Всем известно, что Блуму удалось добиться своего. Весы Мессбауэра, по мере того как повышалась напряженность электромагнитного поля, фиксировали постепенное — уменьшение тяжести. Когда красная стрелка шагнула за отметку 0,52 g, раздались аплодисменты.
— Если вы помните, — уверенным голосом сказал Блум, — 0,52 g — рекордное достижение предыдущего эксперимента. Но, по сути дела, мы уже превзошли это достижение, если учесть расход энергии, который составляет менее десяти процентов аналогичных затрат предыдущего эксперимента. А теперь мы пойдем дальше.
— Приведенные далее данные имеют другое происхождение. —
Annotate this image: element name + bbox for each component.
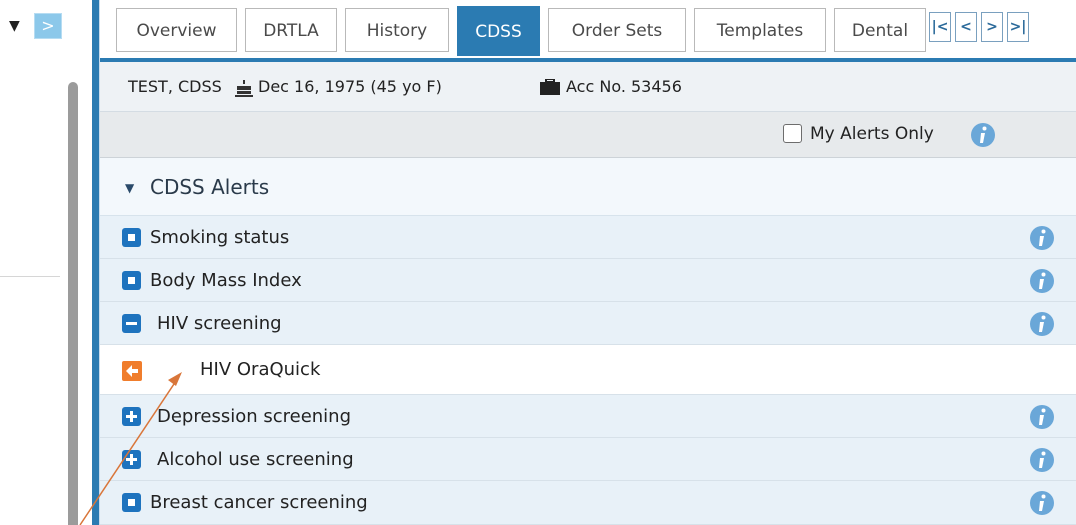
tab-drtla[interactable]: DRTLA	[245, 8, 337, 52]
tab-history[interactable]: History	[345, 8, 449, 52]
alert-label: Body Mass Index	[150, 270, 302, 291]
square-bullet-icon	[122, 493, 141, 512]
account-number: Acc No. 53456	[566, 77, 682, 96]
tab-templates[interactable]: Templates	[694, 8, 826, 52]
square-bullet-icon	[122, 228, 141, 247]
info-icon[interactable]	[1029, 225, 1055, 251]
tab-next-button[interactable]: >	[981, 12, 1003, 42]
expand-plus-icon[interactable]	[122, 407, 141, 426]
tab-bar: Overview DRTLA History CDSS Order Sets T…	[100, 0, 1076, 62]
birthday-cake-icon	[235, 80, 253, 97]
patient-name: TEST, CDSS	[128, 77, 222, 96]
collapse-minus-icon[interactable]	[122, 314, 141, 333]
info-icon[interactable]	[1029, 404, 1055, 430]
orange-arrow-left-icon[interactable]	[122, 361, 142, 381]
tab-last-button[interactable]: >|	[1007, 12, 1029, 42]
info-icon[interactable]	[1029, 311, 1055, 337]
alert-sub-row[interactable]: HIV OraQuick	[100, 345, 1076, 395]
patient-dob: Dec 16, 1975 (45 yo F)	[258, 77, 442, 96]
alert-label: HIV screening	[157, 313, 282, 334]
briefcase-icon	[540, 79, 560, 95]
chevron-left-icon: <	[960, 19, 972, 35]
square-bullet-icon	[122, 271, 141, 290]
alert-label: Depression screening	[157, 406, 352, 427]
tab-first-button[interactable]: |<	[929, 12, 951, 42]
scrollbar[interactable]	[68, 82, 78, 525]
expand-plus-icon[interactable]	[122, 450, 141, 469]
last-page-icon: >|	[1009, 19, 1027, 35]
cdss-alerts-header[interactable]: ▼ CDSS Alerts	[100, 158, 1076, 216]
tab-prev-button[interactable]: <	[955, 12, 977, 42]
collapse-caret-icon[interactable]: ▼	[125, 182, 134, 194]
my-alerts-checkbox[interactable]	[783, 124, 802, 143]
divider	[0, 276, 60, 277]
chevron-right-icon: >	[986, 19, 998, 35]
tab-dental[interactable]: Dental	[834, 8, 926, 52]
alert-row[interactable]: Alcohol use screening	[100, 438, 1076, 481]
first-page-icon: |<	[931, 19, 949, 35]
info-icon[interactable]	[970, 122, 996, 148]
cdss-panel: Overview DRTLA History CDSS Order Sets T…	[99, 0, 1076, 525]
alert-row[interactable]: Breast cancer screening	[100, 481, 1076, 525]
chevron-right-icon: >	[41, 16, 55, 35]
alert-label: Smoking status	[150, 227, 290, 248]
tab-overview[interactable]: Overview	[116, 8, 237, 52]
alert-label: Alcohol use screening	[157, 449, 354, 470]
dropdown-caret-icon[interactable]: ▼	[9, 19, 20, 33]
expand-panel-button[interactable]: >	[34, 13, 62, 39]
left-panel: ▼ >	[0, 0, 92, 525]
tab-order-sets[interactable]: Order Sets	[548, 8, 686, 52]
filter-bar: My Alerts Only	[100, 112, 1076, 158]
info-icon[interactable]	[1029, 268, 1055, 294]
info-icon[interactable]	[1029, 490, 1055, 516]
my-alerts-label: My Alerts Only	[810, 124, 934, 144]
alert-row-expanded[interactable]: HIV screening	[100, 302, 1076, 345]
tab-cdss[interactable]: CDSS	[457, 6, 540, 56]
alert-label: Breast cancer screening	[150, 492, 368, 513]
section-title: CDSS Alerts	[150, 175, 270, 199]
alert-row[interactable]: Depression screening	[100, 395, 1076, 438]
panel-accent-border	[92, 0, 99, 525]
alert-label: HIV OraQuick	[200, 359, 321, 380]
alert-row[interactable]: Smoking status	[100, 216, 1076, 259]
info-icon[interactable]	[1029, 447, 1055, 473]
patient-banner: TEST, CDSS Dec 16, 1975 (45 yo F) Acc No…	[100, 62, 1076, 112]
alert-row[interactable]: Body Mass Index	[100, 259, 1076, 302]
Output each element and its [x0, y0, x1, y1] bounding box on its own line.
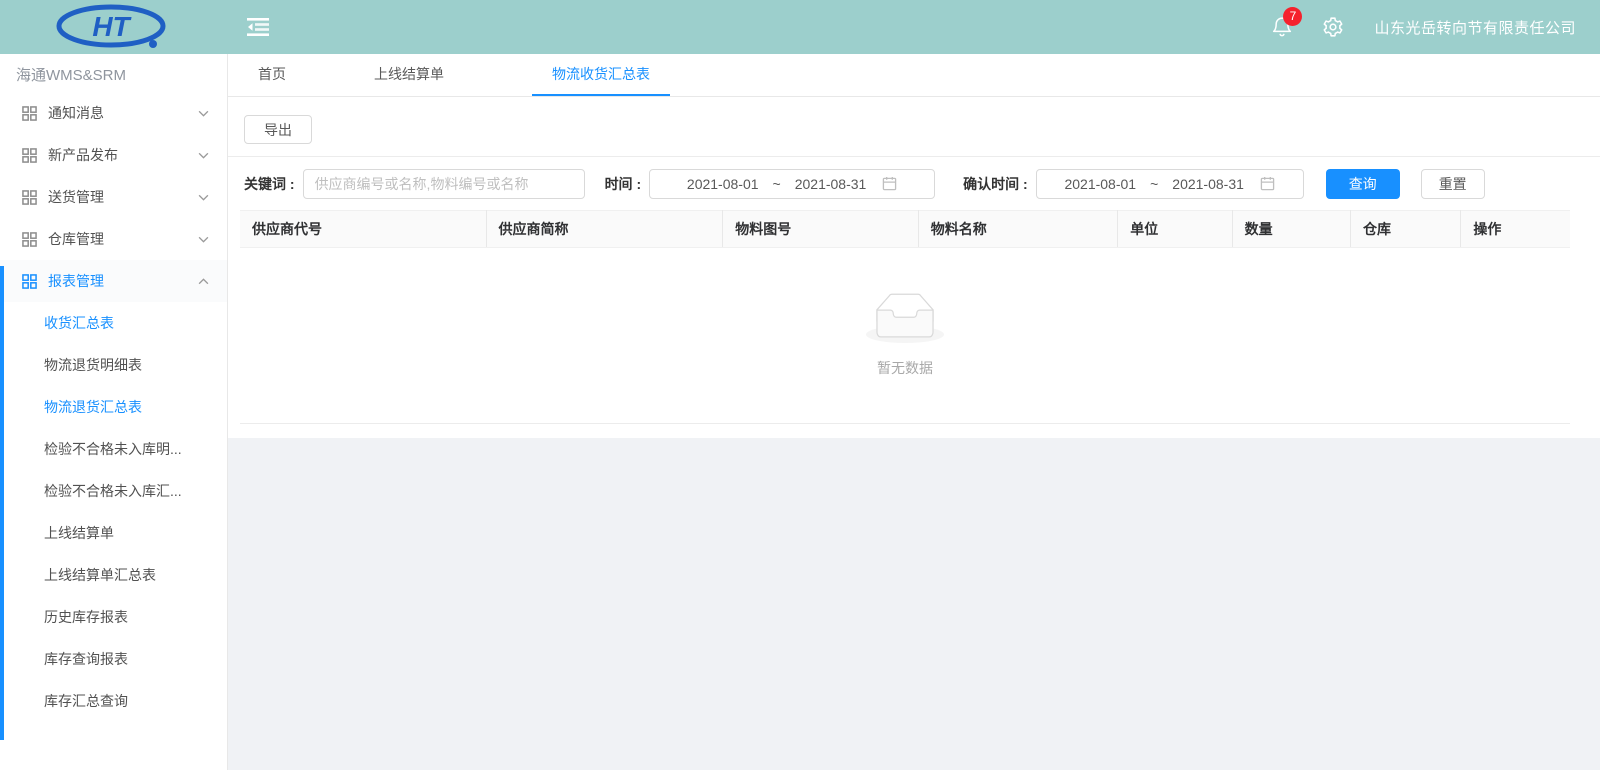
settings-button[interactable] — [1322, 16, 1344, 38]
confirm-start-value: 2021-08-01 — [1064, 176, 1136, 192]
empty-box-icon — [866, 293, 944, 348]
sidebar-subitem-return-summary[interactable]: 物流退货汇总表 — [0, 386, 227, 428]
notifications-button[interactable]: 7 — [1272, 15, 1292, 39]
time-label: 时间 : — [605, 174, 642, 194]
sidebar-item-delivery[interactable]: 送货管理 — [0, 176, 227, 218]
col-actions: 操作 — [1461, 211, 1570, 248]
calendar-icon — [1260, 176, 1275, 191]
col-unit: 单位 — [1118, 211, 1232, 248]
main-area: 首页 上线结算单 物流收货汇总表 导出 关键词 : 时间 : 2021-08-0… — [228, 54, 1600, 770]
reset-button[interactable]: 重置 — [1421, 169, 1485, 199]
bell-icon — [1272, 25, 1292, 42]
grid-icon — [22, 190, 37, 205]
sidebar-subitem-online-settlement-summary[interactable]: 上线结算单汇总表 — [0, 554, 227, 596]
sidebar-subitem-online-settlement[interactable]: 上线结算单 — [0, 512, 227, 554]
chevron-down-icon — [198, 152, 209, 159]
grid-icon — [22, 148, 37, 163]
sidebar-subitem-return-detail[interactable]: 物流退货明细表 — [0, 344, 227, 386]
app-title: 海通WMS&SRM — [16, 62, 227, 90]
sidebar-subitem-reject-detail[interactable]: 检验不合格未入库明... — [0, 428, 227, 470]
results-table: 供应商代号 供应商简称 物料图号 物料名称 单位 数量 仓库 操作 — [240, 210, 1570, 424]
confirm-end-value: 2021-08-31 — [1172, 176, 1244, 192]
confirm-time-label: 确认时间 : — [963, 174, 1028, 194]
tab-home[interactable]: 首页 — [258, 54, 286, 96]
sidebar: 海通WMS&SRM 通知消息 新产品发布 送货管理 仓库管理 报表管理 收货汇总… — [0, 54, 228, 770]
tab-online-settlement[interactable]: 上线结算单 — [374, 54, 444, 96]
sidebar-item-warehouse[interactable]: 仓库管理 — [0, 218, 227, 260]
content-card: 导出 关键词 : 时间 : 2021-08-01 ~ 2021-08-31 确认… — [228, 97, 1600, 438]
sidebar-item-reports[interactable]: 报表管理 — [0, 260, 227, 302]
sidebar-subitem-receipt-summary[interactable]: 收货汇总表 — [0, 302, 227, 344]
chevron-down-icon — [198, 194, 209, 201]
sidebar-item-notices[interactable]: 通知消息 — [0, 92, 227, 134]
range-separator: ~ — [1150, 176, 1158, 192]
company-name: 山东光岳转向节有限责任公司 — [1374, 17, 1576, 38]
col-warehouse: 仓库 — [1351, 211, 1461, 248]
keyword-label: 关键词 : — [244, 174, 295, 194]
sidebar-item-new-product[interactable]: 新产品发布 — [0, 134, 227, 176]
empty-state-text: 暂无数据 — [877, 358, 933, 378]
company-logo: HT — [52, 4, 170, 55]
col-material-drawing-no: 物料图号 — [723, 211, 919, 248]
notification-count-badge: 7 — [1283, 7, 1302, 26]
sidebar-subitem-history-inventory[interactable]: 历史库存报表 — [0, 596, 227, 638]
grid-icon — [22, 106, 37, 121]
empty-state: 暂无数据 — [240, 248, 1570, 424]
sidebar-collapse-icon[interactable] — [246, 17, 270, 37]
sidebar-subitem-reject-summary[interactable]: 检验不合格未入库汇... — [0, 470, 227, 512]
search-button[interactable]: 查询 — [1326, 169, 1400, 199]
range-separator: ~ — [773, 176, 781, 192]
filter-bar: 关键词 : 时间 : 2021-08-01 ~ 2021-08-31 确认时间 … — [228, 157, 1600, 210]
table-header-row: 供应商代号 供应商简称 物料图号 物料名称 单位 数量 仓库 操作 — [240, 211, 1570, 248]
grid-icon — [22, 274, 37, 289]
keyword-input[interactable] — [303, 169, 585, 199]
confirm-time-range-picker[interactable]: 2021-08-01 ~ 2021-08-31 — [1036, 169, 1304, 199]
active-section-indicator — [0, 266, 4, 740]
sidebar-subitem-inventory-query[interactable]: 库存查询报表 — [0, 638, 227, 680]
chevron-up-icon — [198, 278, 209, 285]
sidebar-subitem-inventory-summary[interactable]: 库存汇总查询 — [0, 680, 227, 722]
toolbar: 导出 — [228, 97, 1600, 157]
col-material-name: 物料名称 — [918, 211, 1118, 248]
gear-icon — [1322, 25, 1344, 42]
tab-logistics-receipt-summary[interactable]: 物流收货汇总表 — [532, 54, 670, 96]
col-quantity: 数量 — [1232, 211, 1350, 248]
app-header: HT 7 — [0, 0, 1600, 54]
export-button[interactable]: 导出 — [244, 115, 312, 144]
chevron-down-icon — [198, 236, 209, 243]
tab-bar: 首页 上线结算单 物流收货汇总表 — [228, 54, 1600, 97]
time-end-value: 2021-08-31 — [795, 176, 867, 192]
time-range-picker[interactable]: 2021-08-01 ~ 2021-08-31 — [649, 169, 935, 199]
chevron-down-icon — [198, 110, 209, 117]
svg-text:HT: HT — [92, 11, 132, 42]
col-supplier-name: 供应商简称 — [486, 211, 723, 248]
time-start-value: 2021-08-01 — [687, 176, 759, 192]
calendar-icon — [882, 176, 897, 191]
grid-icon — [22, 232, 37, 247]
col-supplier-code: 供应商代号 — [240, 211, 486, 248]
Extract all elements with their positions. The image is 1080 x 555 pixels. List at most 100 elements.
Блум — я думаю, умышленно, чтобы сделать напряженное ожидание еще более волнующим, — замедлил продвижение стрелки к концу шкалы, и стереотелекамеры заметались в выборе объекта между отверстием в столе и счетчиками, наглядно воспроизводившими показания весов Мессбауэра.
— Джентльмены! В сумке, по правую руку на каждом кресле, вы найдете черные защитные очки. Пожалуйста, наденьте их. Как только будет создана антигравитация, возникнет свечение, сопровождающееся интенсивным ультрафиолетовым излучением.
Он надел очки, и тут же в зале послышалось легкое шуршание: остальные последовали примеру Блума.
Последнюю минуту, пока красная стрелка медленно подбиралась к нулю, все сидели затаив дыхание. Стрелка замерла, и в ту же секунду между полюсами магнита вспыхнул световой цилиндр.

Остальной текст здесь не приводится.